AI and LLMs
How ClawVault integrates with large language models for context injection, memory compression, and intelligent retrieval.
AI and LLMs
ClawVault uses LLMs in two ways: compressing raw session data into structured observations, and generating task-relevant context for prompt injection. Both are optional -- ClawVault works without any LLM access, falling back to rule-based processing.
Context Injection
The clawvault context command generates a block of relevant memories for a given task, formatted for inclusion in an LLM prompt:
clawvault context "implement OAuth for the API"Output:
## Relevant Context (ClawVault)
### Decision: Auth Architecture (2026-02-08)
Chose OAuth 2.0 with PKCE for public clients. JWT access tokens, 15-min expiry.
### Project: API Rewrite (active)
Backend migration from Express to Fastify. Auth module is next milestone.
### Commitment: Security Audit (2026-02-28)

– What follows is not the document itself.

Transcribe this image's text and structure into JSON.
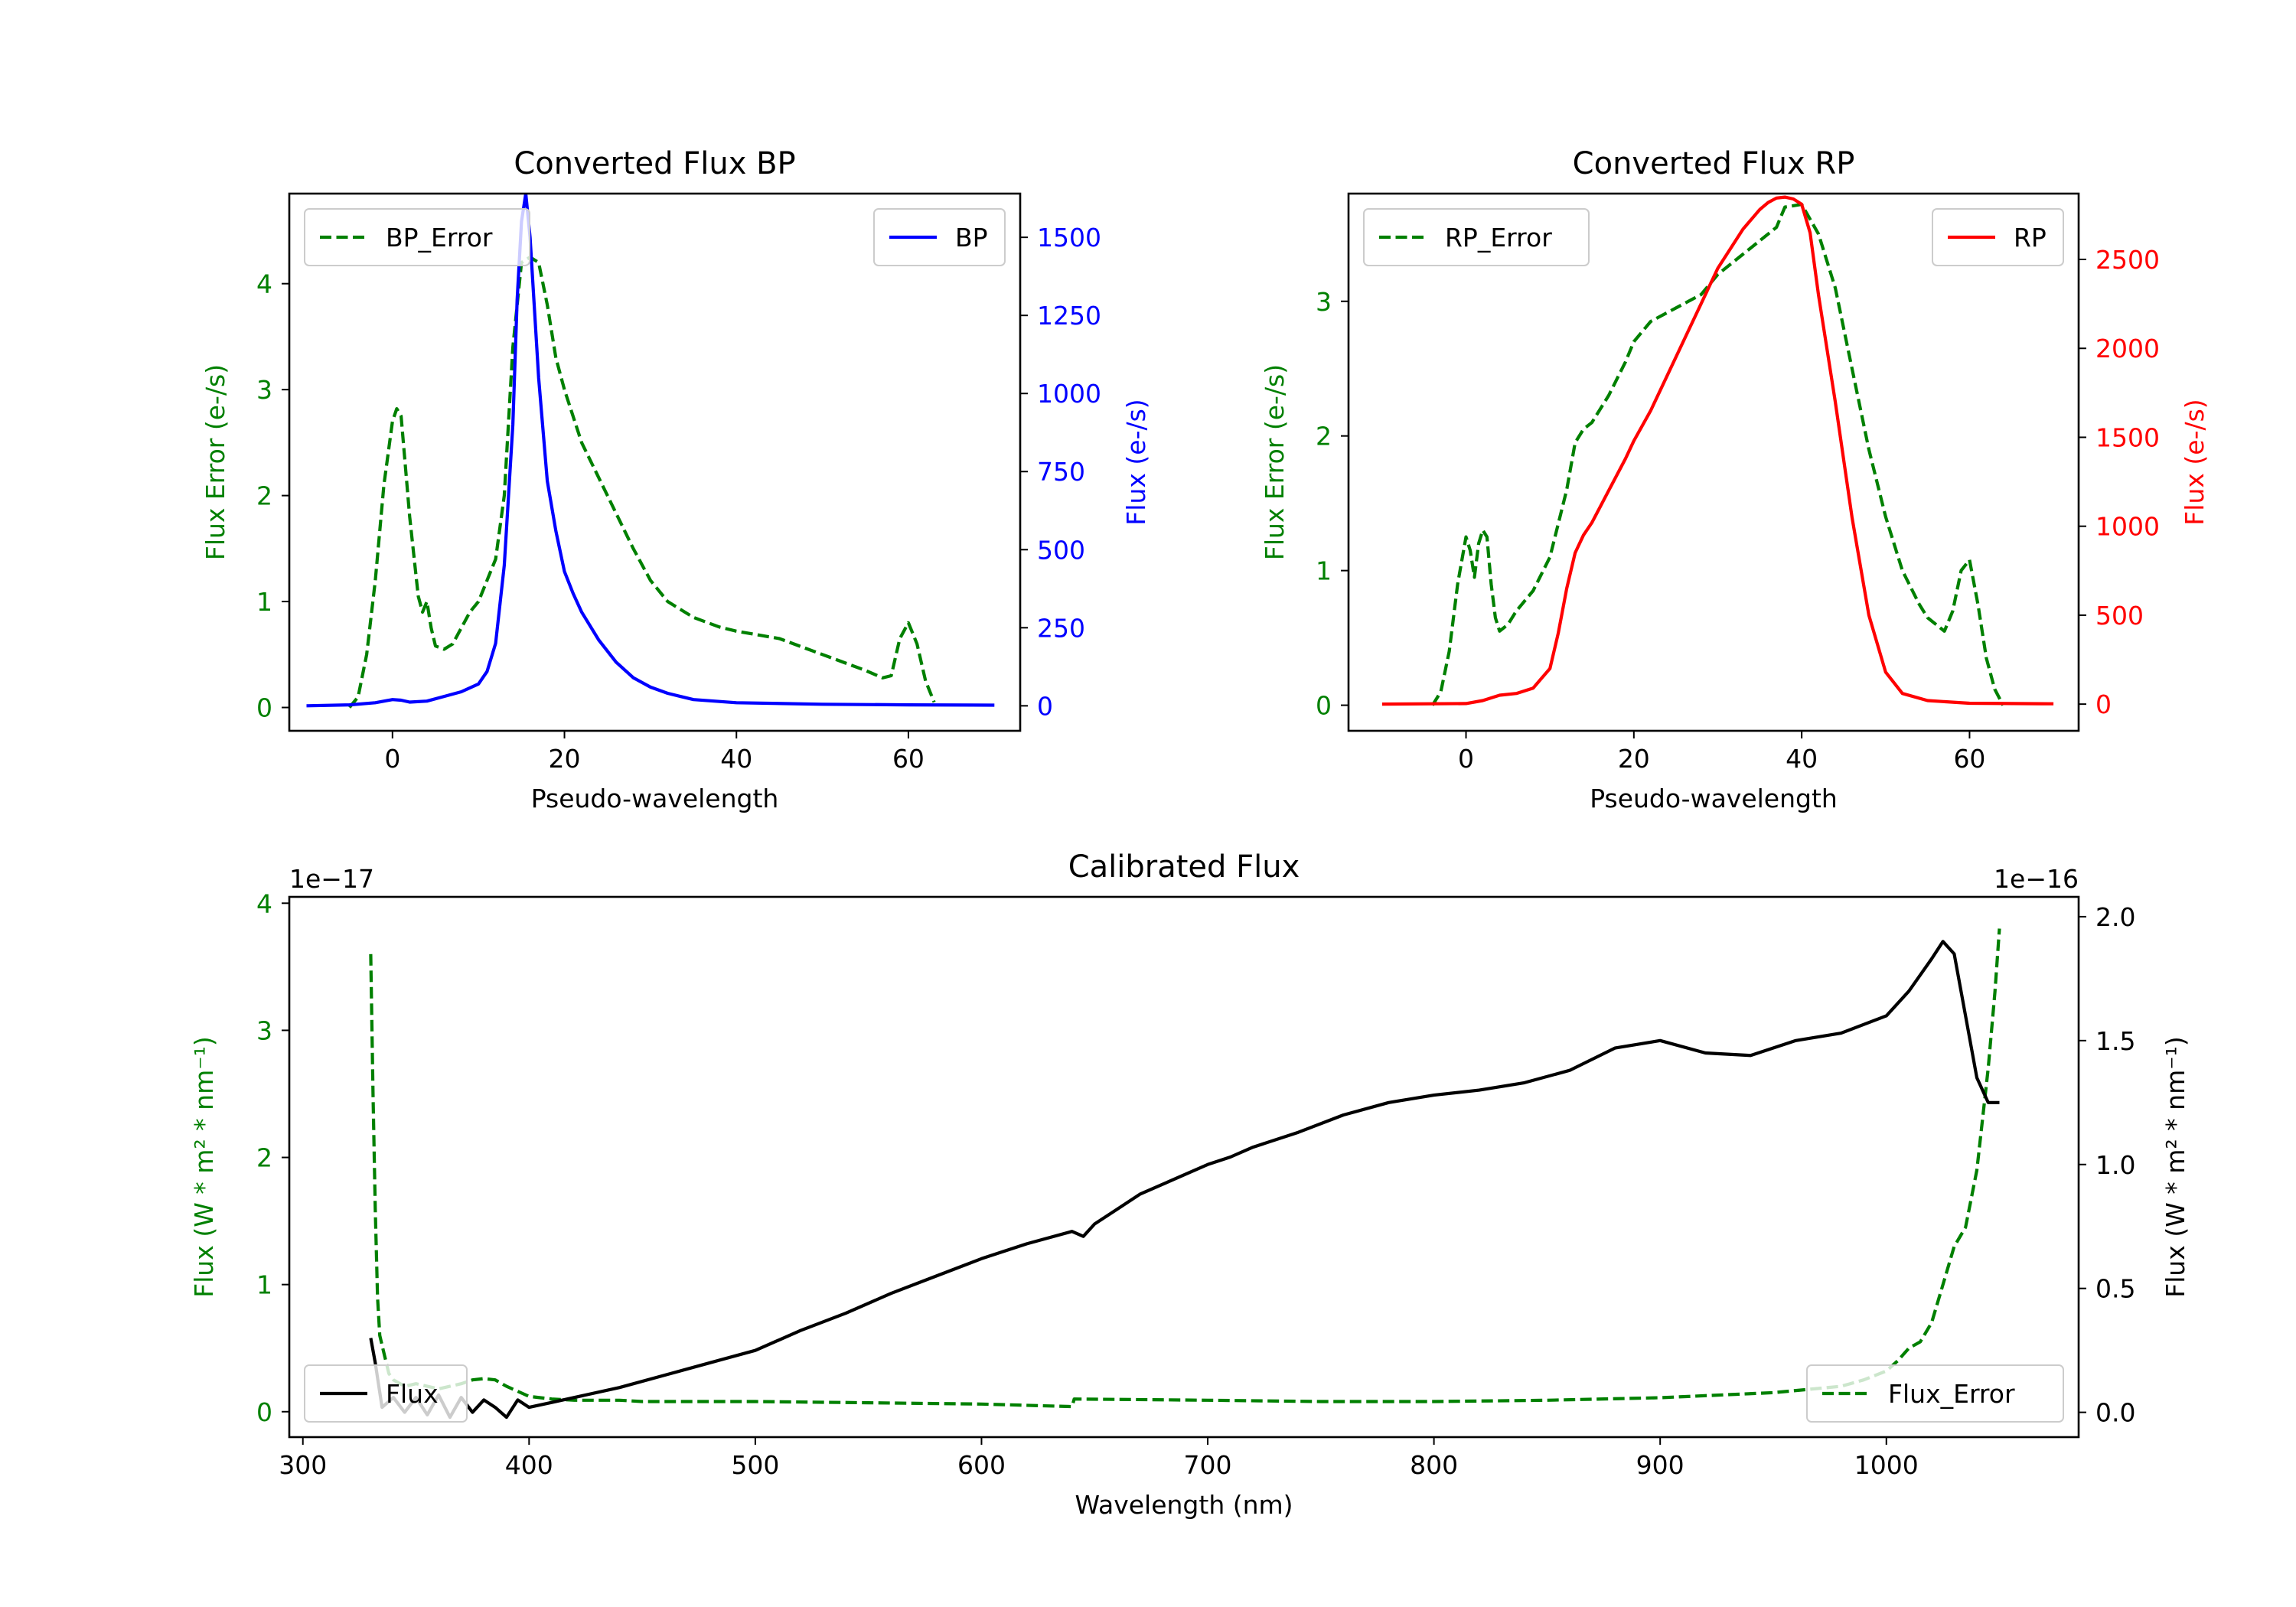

Pedro committed to completing auth security review before end of month.This output is designed to be prepended to an LLM system prompt or injected as context in a conversation.
Token Budget Management
Context windows are finite. ClawVault's context command respects token budgets:
# Limit context to ~2000 tokens
clawvault context "OAuth implementation" --max-tokens 2000
# Use a specific profile for retrieval strategy
clawvault context "OAuth implementation" --profile compactThe --max-tokens flag controls how much context is returned. ClawVault prioritizes by relevance score and recency, truncating lower-priority memories first.
Context Profiles
Profiles control how context is assembled. See Context Profiles for the full reference.
| Profile | Behavior |
|---|---|
full | Returns all matching memories up to the token budget |
compact | Summarizes each memory to a single line |
auto | Uses the LLM to select and rank the most relevant memories |
recent | Prioritizes chronologically recent memories |
The auto profile makes an LLM call to intelligently select which memories matter for the given task. This produces the best results but adds latency and cost:
clawvault context "deploy to production" --profile autoObservational Memory Compression
The observe --compress command uses an LLM to read raw session transcripts and extract structured observations:
clawvault observe --compressThis produces categorized observations with scored importance using the [type|c=confidence|i=importance] format:
- Structural (importance >= 0.8) -- decisions made, errors encountered, deadlines set
- Potential (importance 0.4-0.79) -- preferences expressed, architecture discussions, people interactions
- Contextual (importance < 0.4) -- routine updates, successful deployments, progress notes
Which Models Work
Observation compression works with any model that handles long context well. Recommended:
| Provider | Model | Notes |
|---|---|---|
| Anthropic | Claude 3.5 Sonnet or later | Best quality, handles long transcripts well |
| OpenAI | GPT-4o | Good balance of speed and quality |
| Gemini 1.5 Pro | Large context window, good for very long sessions |
Set the API key for your preferred provider:
export ANTHROPIC_API_KEY="sk-ant-..."
# or
export OPENAI_API_KEY="sk-..."
# or
export GEMINI_API_KEY="..."ClawVault detects which keys are available and uses the first one found (in the order above).
Without any API key, observe falls back to rule-based extraction. This catches obvious patterns (errors, TODOs, decisions marked with keywords) but misses nuanced context that LLM compression would capture.
Supported Providers
ClawVault supports three LLM providers:
Anthropic
export ANTHROPIC_API_KEY="sk-ant-..."
export CLAWVAULT_MODEL="claude-sonnet-4-20250514" # optional, uses default if unsetOpenAI
export OPENAI_API_KEY="sk-..."
export CLAWVAULT_MODEL="gpt-4o" # optionalGoogle Gemini
export GEMINI_API_KEY="..."
export CLAWVAULT_MODEL="gemini-1.5-pro" # optionalThe CLAWVAULT_MODEL environment variable overrides the default model for the detected provider. If unset, ClawVault uses a sensible default for each provider.
Running Without an LLM
ClawVault is fully functional without LLM access. The following features degrade gracefully:
| Feature | With LLM | Without LLM |
|---|---|---|
observe | AI-compressed observations | Rule-based extraction |
context --profile auto | LLM-ranked relevance | Falls back to full profile |
wake | AI-generated session summary | Raw handoff + recent memories |
| Search | Unaffected | Unaffected |
| Storage | Unaffected | Unaffected |
| Graph | Unaffected | Unaffected |
This means ClawVault works in air-gapped environments, on machines without internet access, or when you simply prefer not to send vault contents to an API.